I got off track on my month of doing the trauma releasing exercises every other day. I’m back now.

I was sick with the flu Feb. 19-21. I tried doing them in bed on Sunday, Feb. 20. I just did Exercise 7a, where you lie on your back, soles pressed together, raise your sacrum two inches, and hold for one minute.

Just that was enough to start my legs trembling, but I just didn’t have the energy to continue it for more than a couple of minutes.

Then I was just overwhelmed with too much to do — working at my temp job and moving out of my home of 10 years.

I just did TRE again tonight after a week. I used shortcuts.

I don’t recommend using shortcuts until you have done these exercises often enough to know that doing them the prescribed way will reliably produce trembling. You need to make sure your body “gets” these exercises, that the neural pathways for inducing trembling are in place.

That said, once your body is accustomed to them, I don’t see why you need to go through all the exercises to induce trembling if you can get there more quickly.

The point, after all, is to release tension through trembling, not to do everything “perfectly” or “right,” which can induce a lot of stress in itself!

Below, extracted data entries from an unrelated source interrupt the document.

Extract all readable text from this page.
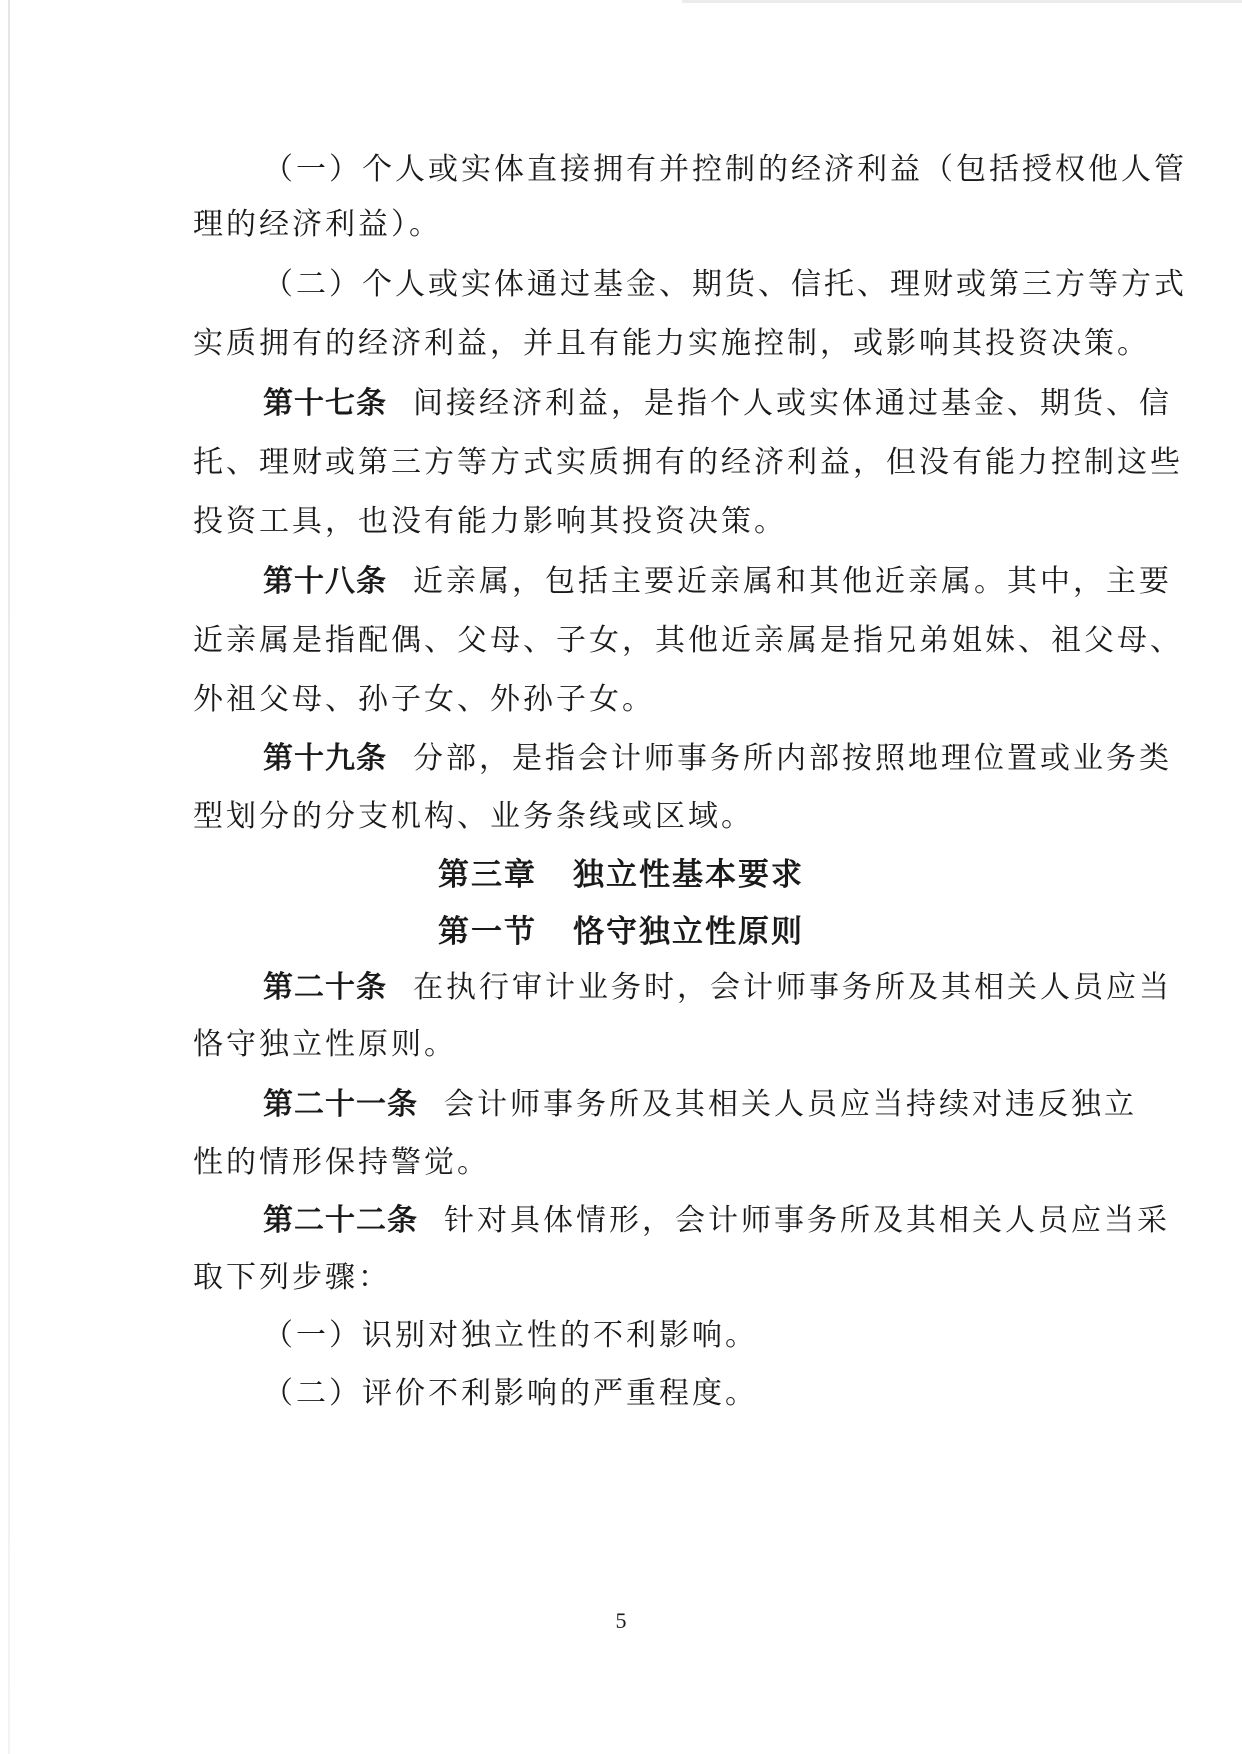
（一）个人或实体直接拥有并控制的经济利益（包括授权他人管
理的经济利益）。
（二）个人或实体通过基金、期货、信托、理财或第三方等方式
实质拥有的经济利益，并且有能力实施控制，或影响其投资决策。
第十七条 间接经济利益，是指个人或实体通过基金、期货、信
托、理财或第三方等方式实质拥有的经济利益，但没有能力控制这些
投资工具，也没有能力影响其投资决策。
第十八条 近亲属，包括主要近亲属和其他近亲属。其中，主要
近亲属是指配偶、父母、子女，其他近亲属是指兄弟姐妹、祖父母、
外祖父母、孙子女、外孙子女。
第十九条 分部，是指会计师事务所内部按照地理位置或业务类
型划分的分支机构、业务条线或区域。
第三章 独立性基本要求
第一节 恪守独立性原则
第二十条 在执行审计业务时，会计师事务所及其相关人员应当
恪守独立性原则。
第二十一条 会计师事务所及其相关人员应当持续对违反独立
性的情形保持警觉。
第二十二条 针对具体情形，会计师事务所及其相关人员应当采
取下列步骤：
（一）识别对独立性的不利影响。
（二）评价不利影响的严重程度。
5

Caveat: I’m a long-time yogi, so this may be easier than for non-yogis. No matter what, please do not use shortcuts until you’re really familiar with the conventional, prescribed method of TRE.

Here are my shortcuts:

  • Exercise 1: I put my weight on the right edges of my soles for 30 seconds, and on the left edges of my soles for 30 seconds.
  • Exercise 2, second variation: 15 tiptoes per leg, shaking each leg out after.
  • Exercise 3, second variation: 5 dips per leg.
  • Exercises 4 and 5, no changes from the book.
  • Exercise 6: one minute in a deep chair pose (90 degree angle of thighs and spine, feet slightly in front of knees), then raise hips two inches and hold for one minute (*this is when the trembling started tonight*), one minute in a forward bend with palms on floor.
  • Exercise 7: one minute lying on back with the soles pressed together and sacrum raised two inches, one minute with sacrum on floor and knees raised a couple of inches.

The shortcuts probably cut about eight minutes off the exercises, and I spent that time doing more trembling. I probably spent 20 minutes trembling with my soles flat on the floor.

I noticed a lot of release from my quadriceps. Probably stress from moving, from lifting and carrying boxes, being on my feet all day. I had some rocking and some left arm trembling but nothing too wild.

I also had a conversation with Katie going on for the last half of my trembling session! I just trembled as I talked and listened.

Now. I’m going to go out on a limb here and say that I believe having done these exercises every other day for half of the month released a good measure of chronic stress from my body, and that made my experience of the flu milder and shorter than most. I had two days of fever, aches, and chills, and no respiratory or digestive distress, at a time when the emergency rooms were packed with flu victims.

Of course, this is my opinion and I could be full of shit. But after reading how beneficial trembling and shaking are for  recovering from injuries, providing pain relief, increasing coordination between musculoskeletal and nervous systems, increasing metabolism, and increasing lymphatic circulation, I believe they were helpful in speeding my recovery.